À partir de cette date et bien que le préfet et le conseil municipal ne fussent pas dans un parfait accord, la lutte ouverte cessa et l’on atteignit l’armistice du 29 janvier 1871 sans événement notable. La nouvelle de la capitulation de Paris fut accueillie bien diversement à Lyon. Toutefois, la grande majorité désirait la paix, dont les préliminaires furent votés par l’Assemblée le 1er mars 1871. Deux jours plus tard, en vertu d’une délibération municipale, le drapeau tricolore remplaçait à l’hôtel de ville le drapeau rouge qui y flottait depuis le 24 septembre 1870..

Les tendances monarchiques de l’Assemblée s’étant nettement révélées dès ses premières séances, une insurrection formidable éclata à Paris le 18 mars. Cette insurrection eut encore son contre-coup à Lyon. Le 23 mars, une sédition éclata et des bataillons de la Guillotière s’emparèrent de l’hôtel de ville, où la Commune fut proclamée et où s’installa un comité démocratique. Mais, dès le 25, la garde nationale se soulevait contre le comité, dont les membres étaient contraints de fuir, et délivrait le préfet Valentin, qui avait été fait prisonnier. Peu de jours après, le conseil municipal envoyait à l’Assemblée nationale une adresse pour lui demander de reconnaître à Paris le droit de s’administrer et de déclarer qu’aussitôt son mandat rempli par la conclusion définitive de la paix, elle convoquerait une Constituante.

Le 30 avril suivant, jour des élections municipales, une nouvelle insurrection éclata à la Guillotière ; mais elle fut bientôt réprimée grâce à l’énergie déployée par le préfet Valentin, qui paya de sa personne et reçut un coup de feu, et à l’attitude non moins courageuse du procureur de la république, Andrieux.

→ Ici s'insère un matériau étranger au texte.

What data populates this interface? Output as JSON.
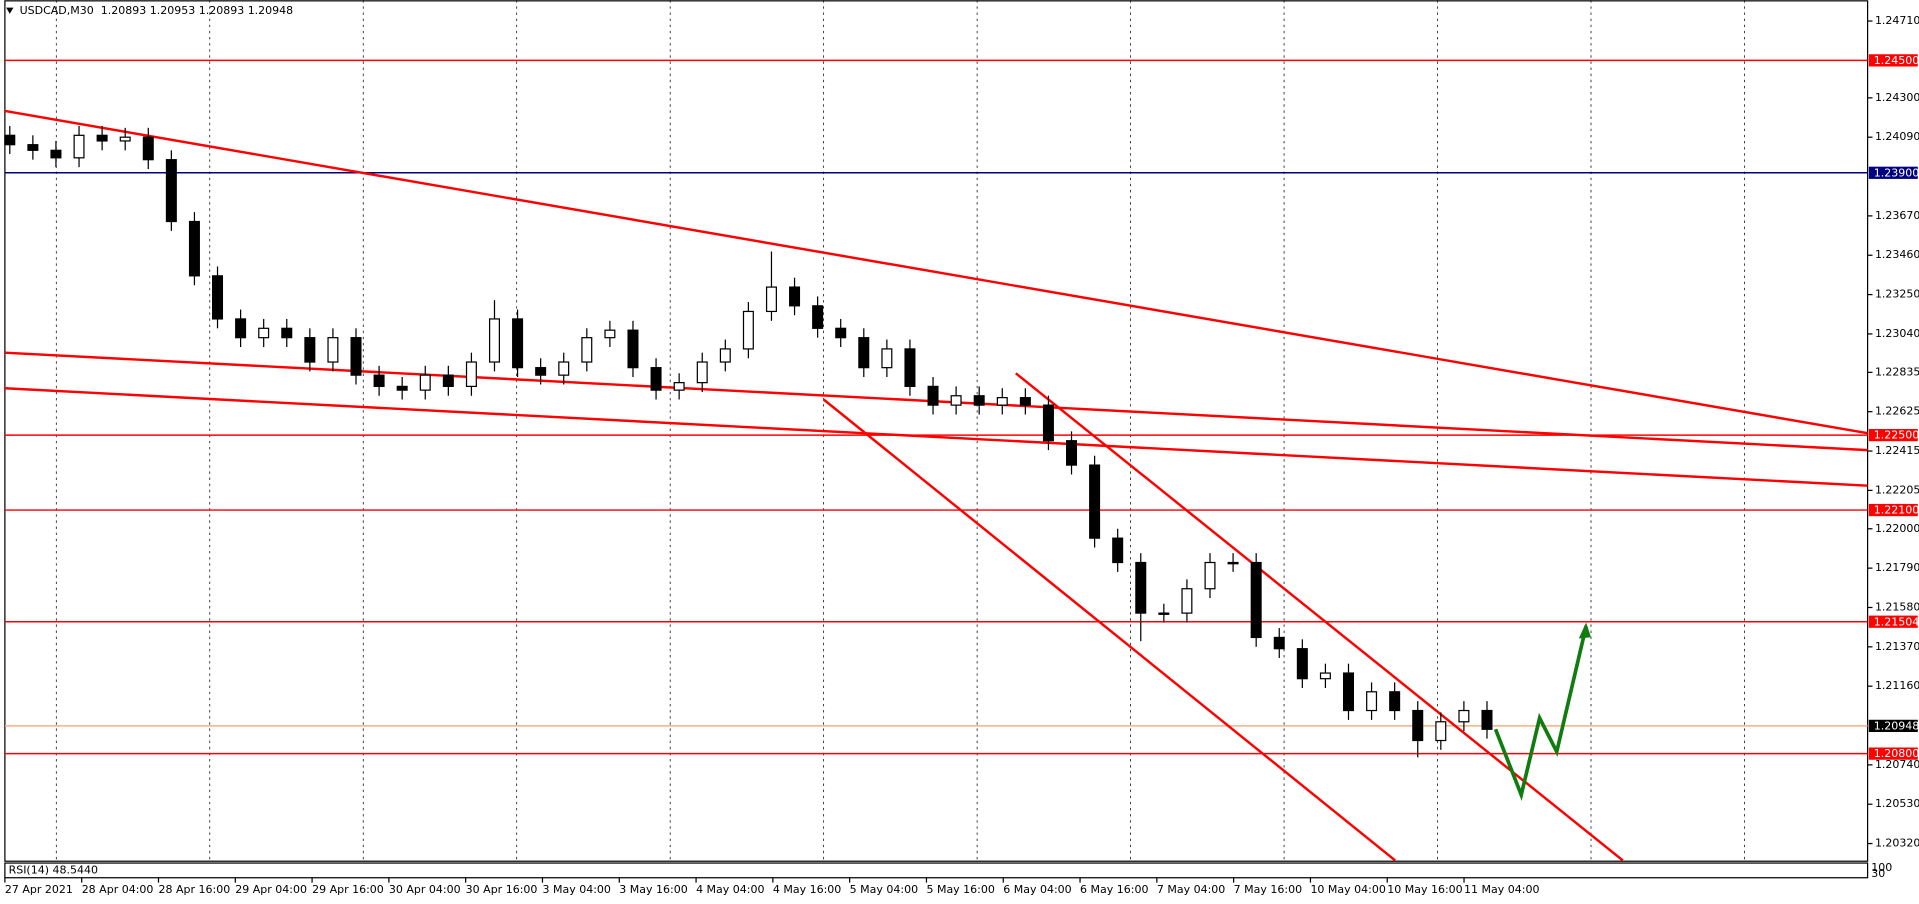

Le conseil municipal qui venait d’être élu était entièrement composé de membres républicains. Il rétablit l’octroi, vota 20,000 francs pour la fête des Écoles, qui eut lieu le 15 août, et supprima l’enseignement religieux dans les écoles communales. Cette dernière mesure, annulée comme constituant une violation de la loi, attira à la municipalité lyonnaise la haine des cléricaux, qui ne devaient pas tarder à la renverser. Grâce à leur pression, le préfet républicain, M. Valentin, fut remplacé le 24 janvier par un préfet monarchiste, M. Pascal, et à partir de ce moment l’administration préfectorale et l’administration municipale furent presque constamment en lutte. Cette lutte s’accentua encore après la nomination, comme maire, de M. Barodet, qui succéda, le 23 avril 1872, à M. Hénon, décédé. Elle avait principalement pour objet la question de l’enseignement. Le conseil municipal s’était prononcé pour l’enseignement laïque et avait péremptoirement refusé de subventionner les écoles congréganistes. Le préfet, M. Pascal, cassa les délibérations du conseil, qui en appela au conseil d’État et persévéra dans ses délibérations, dont il ne fut tenu aucun compte.

Cette même année, Lyon eut une Exposition universelle internationale. Ouverte le 2 juin 1872 et inaugurée officiellement le 30 juin, elle fut fermée le 31 octobre. Cette exposition, due à l’initiative privée de MM. Cochard, Jame, Chatron et Besson, occupait un vaste emplacement sur la rive gauche du Rhône, tout près du bois de la Tête-d’Or. La série des bâtiments se succédant l’un à l’autre mesurait 1,200 mètres de longueur ; la superficie totale était de 55,000 mètres carrés, 5,000 de moins que l’Exposition universelle de Paris au Champ de Mars. Elle comprenait treize galeries différentes, dont la première et la plus considérable était celle des machines. Sous le promenoir couvert qui longeait les galeries se trouvaient des restaurants, des cafés, des brasseries, des salles de concert. Malgré les efforts les plus louables de l’administration et des exposants, cette exposition a peu réussi.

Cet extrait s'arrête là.